Les points marquants de l'évaluation de la situation sont les suivants :
- La gestion opérationnelle de l'incendie lui-même a été bonne grâce à une articulation efficace entre l'ensemble des acteurs. Toutefois, le dispositif d'alerte et d'information des populations dont disposent les autorités publiques doit être modernisé en s'appuyant sur les nouvelles technologies et sur des actions de sensibilisation de la population visant à développer une « culture du risque industriel » ;
- le travail réalisé pour évaluer les risques sanitaires à moyen et long terme a montré des faiblesses de coordination entre les différents services.
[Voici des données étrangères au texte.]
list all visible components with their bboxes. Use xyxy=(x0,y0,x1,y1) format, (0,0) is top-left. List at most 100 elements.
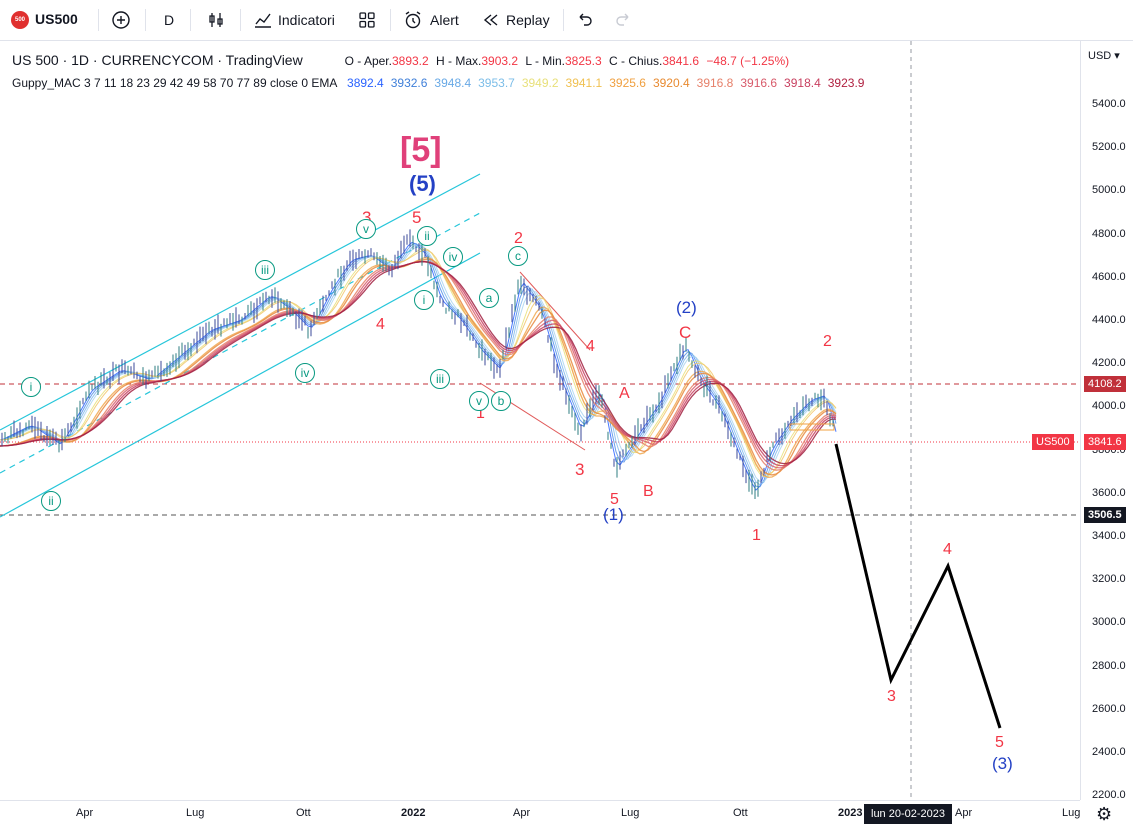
currency-selector[interactable]: USD ▾ xyxy=(1088,50,1120,62)
price-axis[interactable] xyxy=(1080,41,1133,800)
wave-label: 2 xyxy=(823,333,832,350)
channel-lower-line xyxy=(0,252,481,518)
time-tick-label: Ott xyxy=(733,807,748,819)
time-tick-label: Lug xyxy=(1062,807,1081,819)
wave-label-circled: iv xyxy=(295,363,315,383)
wave-label-circled: iii xyxy=(255,260,275,280)
compare-button[interactable] xyxy=(111,8,131,32)
guppy-ema-line xyxy=(0,256,837,478)
indicators-label: Indicatori xyxy=(278,12,335,28)
indicator-title[interactable]: Guppy_MAC 3 7 11 18 23 29 42 49 58 70 77… xyxy=(12,76,337,90)
chart-style-button[interactable] xyxy=(206,8,226,32)
gear-icon[interactable]: ⚙ xyxy=(1096,804,1113,824)
wave-label: 4 xyxy=(943,541,952,558)
indicator-value: 3916.8 xyxy=(696,76,734,90)
price-tick-label: 3600.0 xyxy=(1092,486,1126,499)
price-tick-label: 2600.0 xyxy=(1092,702,1126,715)
level-high-tag: 4108.2 xyxy=(1084,376,1126,392)
replay-label: Replay xyxy=(506,12,550,28)
crosshair-date-tag: lun 20-02-2023 xyxy=(864,804,953,824)
wave-label: 3 xyxy=(887,688,896,705)
price-bars xyxy=(1,229,834,499)
price-tick-label: 3400.0 xyxy=(1092,530,1126,542)
time-tick-label: Apr xyxy=(955,807,973,819)
wave-label-circled: iii xyxy=(430,369,450,389)
undo-button[interactable] xyxy=(576,8,594,32)
channel-upper-line xyxy=(0,173,481,431)
symbol-search-button[interactable]: US500 xyxy=(35,11,78,27)
rewind-icon xyxy=(483,14,498,26)
wave-label: 2 xyxy=(514,230,523,247)
price-tick-label: 2800.0 xyxy=(1092,659,1126,672)
level-low-tag: 3506.5 xyxy=(1084,507,1126,523)
wave-label: 3 xyxy=(362,208,372,227)
price-tick-label: 5000.0 xyxy=(1092,184,1126,197)
replay-button[interactable]: Replay xyxy=(482,8,550,32)
guppy-ema-line xyxy=(0,244,837,486)
indicator-value: 3923.9 xyxy=(827,76,865,90)
wave-label: 5 xyxy=(995,734,1004,751)
redo-button[interactable] xyxy=(614,8,632,32)
wave-label: 4 xyxy=(376,316,385,333)
toolbar-divider xyxy=(240,9,241,31)
time-tick-label: Lug xyxy=(621,807,640,819)
chart-pane[interactable]: [5] (5) xyxy=(0,41,1080,800)
toolbar-divider xyxy=(563,9,564,31)
symbol-logo-icon: 500 xyxy=(11,11,29,29)
undo-icon xyxy=(579,13,592,26)
open-label: O - Aper. xyxy=(344,54,392,68)
guppy-ema-line xyxy=(0,258,837,476)
indicators-button[interactable]: Indicatori xyxy=(253,8,335,32)
wave-label: 1 xyxy=(752,527,761,544)
indicator-value: 3925.6 xyxy=(609,76,646,90)
templates-button[interactable] xyxy=(358,8,376,32)
toolbar-divider xyxy=(145,9,146,31)
wave-label-circled: v xyxy=(356,219,376,239)
time-tick-label: Apr xyxy=(76,807,94,819)
toolbar-divider xyxy=(98,9,99,31)
wave-label: (2) xyxy=(676,298,697,317)
wave-label: C xyxy=(679,323,692,342)
price-tick-label: 5400.0 xyxy=(1092,98,1126,110)
wave-label-circled: ii xyxy=(417,226,437,246)
wave-label-circled: b xyxy=(491,391,511,411)
price-tick-label: 2400.0 xyxy=(1092,746,1126,758)
candles-icon xyxy=(209,13,223,27)
wave-label: B xyxy=(643,483,654,500)
grid-layout-icon xyxy=(359,12,375,28)
indicator-value: 3953.7 xyxy=(478,76,515,90)
alert-button[interactable]: Alert xyxy=(403,8,459,32)
price-tick-label: 4400.0 xyxy=(1092,314,1126,326)
price-tick-label: 4000.0 xyxy=(1092,400,1126,413)
time-tick-label: Apr xyxy=(513,807,531,819)
indicator-value: 3932.6 xyxy=(390,76,428,90)
guppy-ema-line xyxy=(0,261,837,465)
indicator-value: 3920.4 xyxy=(652,76,690,90)
time-tick-label: Lug xyxy=(186,807,205,819)
time-axis[interactable] xyxy=(0,800,1080,833)
wave-label: 3 xyxy=(575,460,585,479)
price-tick-label: 2200.0 xyxy=(1092,789,1126,802)
price-chart[interactable] xyxy=(0,41,1080,800)
wave-label: A xyxy=(619,385,630,402)
chart-title: US 500 · 1D · CURRENCYCOM · TradingView xyxy=(12,52,303,68)
high-value: 3903.2 xyxy=(481,54,519,68)
add-circle-icon xyxy=(112,11,130,29)
price-tick-label: 3200.0 xyxy=(1092,573,1126,586)
close-label: C - Chius. xyxy=(609,54,663,68)
price-tick-label: 4200.0 xyxy=(1092,357,1126,370)
indicators-icon xyxy=(255,13,271,28)
low-value: 3825.3 xyxy=(564,54,602,68)
indicator-value: 3918.4 xyxy=(784,76,821,90)
wave-label-circled: i xyxy=(21,377,41,397)
price-tick-label: 5200.0 xyxy=(1092,141,1126,154)
interval-button[interactable]: D xyxy=(164,12,175,28)
wave-label-major-5: [5] xyxy=(400,131,442,169)
toolbar-divider xyxy=(190,9,191,31)
redo-icon xyxy=(616,13,629,26)
wave-label: (1) xyxy=(603,505,624,524)
indicator-value: 3892.4 xyxy=(347,76,384,90)
wave-label-circled: ii xyxy=(41,491,61,511)
time-tick-label: Ott xyxy=(296,807,311,819)
wave-label-circled: iv xyxy=(443,247,463,267)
Ceci implique de renforcer le pilotage de la gestion post-accidentelle et de préparer un cadre technique commun de référence et des outils de partage des données, qui doivent être élaborés hors période de crise ;
- la cellule interministérielle de crise (CIC) n’a pas été réunie. En conséquence les dispositifs mis en place pour assurer la coordination interministérielle nationale et l'articulation avec la gestion opérationnelle locale se sont révélés chronophages et parfois inadaptés ;
- l'effort considérable de communication de la part de l’État n'a pas suffi à contenir l'emballement des médias et des réseaux sociaux. Les inquiétudes de la population, notamment au regard des potentiels effets sur la santé à moyen et long terme, associées à un contexte historique de défiance envers la parole publique et l'industrie chimique, n'ont pas reçu de réponses satisfaisantes. Il apparaît nécessaire de disposer d'une « task force nationale d'appui » pour soutenir les moyens de communication disponibles au niveau territorial et de faire évoluer les commissions de suivi de sites « Seveso » afin de créer, hors temps de crise, un contexte plus favorable.